The team had to ensure the materials selected for the job were compatible with one another, especially different metals combined with chemicals and sealants.
"This went one step further, in really looking at the humid environment and the pool environment and making sure the materials that were selected will really stand up to the constraints of that environment and won’t pose a problem in the future," Coughlin explains.
They ended up deciding on a marine grade stainless steel that with proper maintenance will stand the test of time. In total there is 4,519 metres of pool piping, more than eight CN towers, with the pools containing 2.7 million gallons of water, enough to fill 54,000 bath tubs.
The focal point of the pool construction was the 10-metre dive tower platform. In order to accommodate the 50,000 pounds of precast concrete, the construction team had to leave a section of the roof open for installation, "so that we could finish the building itself yet allow the dive tower to be lifted in through that opening down into the building," Coughlin adds.

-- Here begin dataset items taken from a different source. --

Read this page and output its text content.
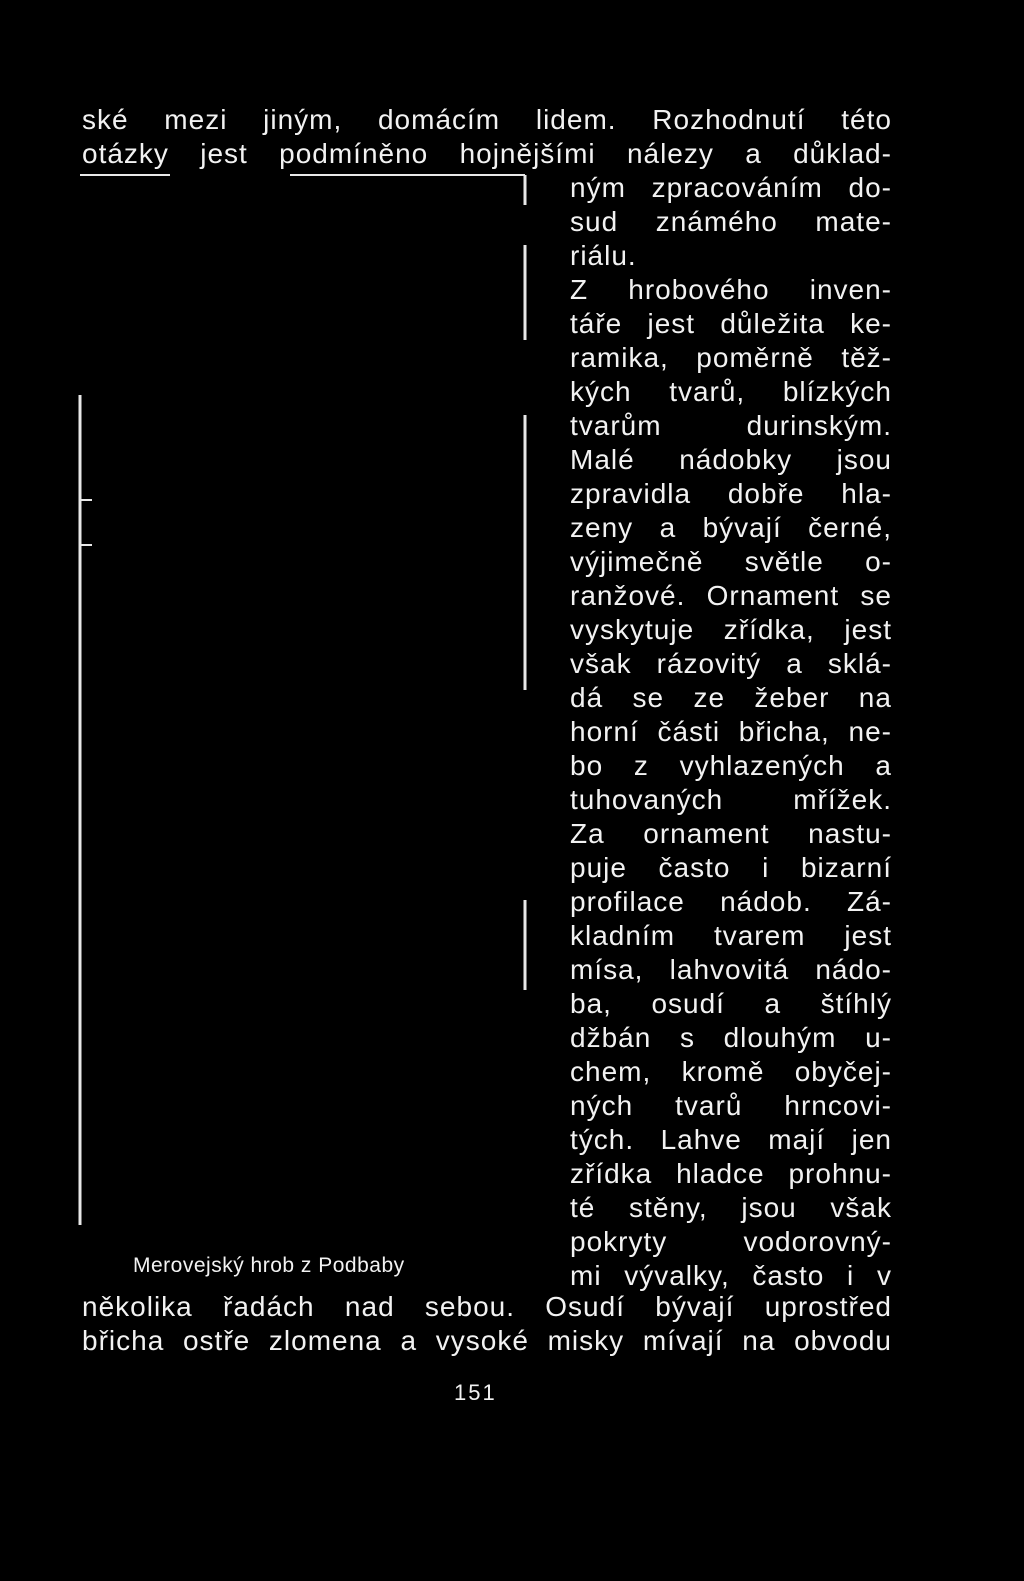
ské mezi jiným, domácím lidem. Rozhodnutí této
otázky jest podmíněno hojnějšími nálezy a důklad-
ným zpracováním do-
sud známého mate-
riálu.
Z hrobového inven-
táře jest důležita ke-
ramika, poměrně těž-
kých tvarů, blízkých
tvarům	durinským.
Malé nádobky jsou
zpravidla dobře hla-
zeny a bývají černé,
výjimečně světle o-
ranžové. Ornament se
vyskytuje zřídka, jest
však rázovitý a sklá-
dá se ze žeber na
horní části břicha, ne-
bo z vyhlazených a
tuhovaných	mřížek.
Za ornament nastu-
puje často i bizarní
profilace nádob. Zá-
kladním tvarem jest
mísa, lahvovitá nádo-
ba, osudí a štíhlý
džbán s dlouhým u-
chem, kromě obyčej-
ných tvarů hrncovi-
tých. Lahve mají jen
zřídka hladce prohnu-
té stěny, jsou však
pokryty	vodorovný-
mi vývalky, často i v
Merovejský hrob z Podbaby
několika řadách nad sebou. Osudí bývají uprostřed
břicha ostře zlomena a vysoké misky mívají na obvodu
151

Another aspect of construction was creating two levels of workspace in order to keep up with the fast-paced schedule and maximize the work area. Scafom Canada was tasked with assembling scaffolding for a 320-foot by 160-foot ceiling without disrupting work by other subcontractors. Thus, a multi-point suspended scaffold platform was created over the competition and dive pools.
"We had to establish a hanging platform from the steel above. There was a great deal of finishes and coatings that needed to go on in the truss space itself," explains Coughlin. "If we hadn’t developed the scaffold to be completely hung from the steel it would have impeded the work below."
He says during the project there were about 70 to 80 subcontractors involved. He credits the efforts of everyone for making the process move along smoothly and on time.
"It was a vast number of people that came together to make it all happen," he adds.
Mike Yorke, president of the Carpenters and Allied Workers, Local 27 says his members will remember the building experience for years to come.
"Our fingerprints are all over the Pan Am Games," he explains.
"It allowed the members to apply their skills on legacy projects that will be there for their kids, grandkids. I would argue that the U of T aquatics centre will also be a game changer going forward for aquatics and swimming sports in Ontario and in Canada."
The facility was also certified LEED Gold by the Canada Green Building Council, and features 5,223 square metres of green roof, 100 geothermal wells drilled 600 feet deep, and a solar array to help with energy costs, to name a few elements.
Seeing all these components come together to produce the final product Coughlin says is "personally satisfying from a construction point of view."
"There were some intense days. Every day was a challenge to make sure that we got as far as possible, because the schedule was only 24 months, which was extremely aggressive for a facility of that nature," he adds. "Being part of the Pan Am Games and being part of a building that will provide the community with ongoing support and facilities for their use, is pretty gratifying."